This folder contains the source code and configuration necessary to serve the model on Vertex AI. The implementation follows this container architecture.
The serving container can be used in both online and batch prediction workflows:
-
Online predictions: Deploy the container as a REST endpoint, like a Vertex AI endpoint. This allows you to access the model for real-time predictions via the REST Application Programming Interface (API).
-
Batch predictions: Use the container to run large-scale Vertex AI batch prediction jobs to process many inputs at once.
-
serving_framework/
: A library for implementing Vertex AI-compatible HTTP servers. -
vertex_schemata/
: Folder containing YAML files that define the PredictSchemata for Vertex AI endpoints. -
Dockerfile
: Defines the Docker image for serving the model. -
entrypoint.sh
: A bash script that is used as the Docker entrypoint.
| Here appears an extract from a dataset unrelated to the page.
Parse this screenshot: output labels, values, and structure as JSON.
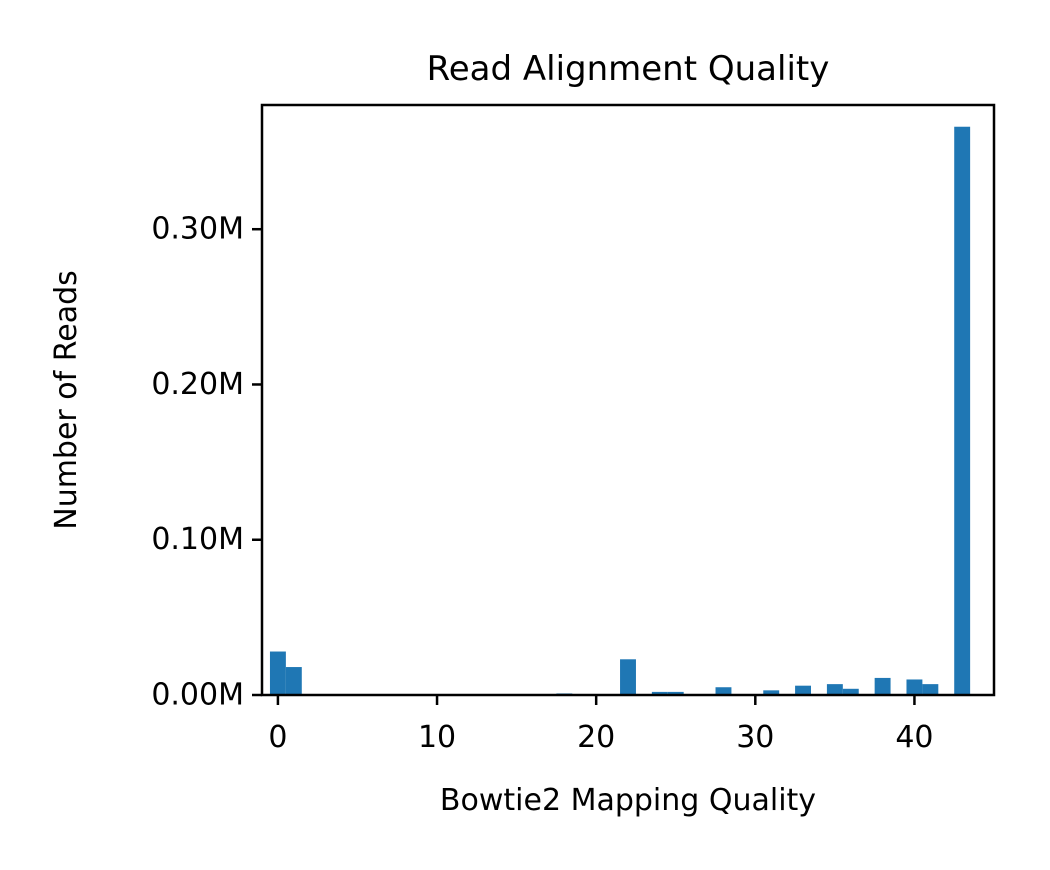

It sets up the necessary environment variables, copies the TensorFlow SavedModel(s) locally and launches the TensorFlow server and the frontend HTTP server. -
model_config.txtpb
: The protocol buffer message used inentrypoint.sh
to configure the TensorFlow Model server to run multiple models. -
predictor.py
: Prepares model input, calls the models, and post-processes the output into the final response. -
requirements.txt
: Lists the required Python packages. -
server_gunicorn.py
: Creates the HTTP server that launches the prediction executor.
data_processing/
: A library for data retrieval and processing.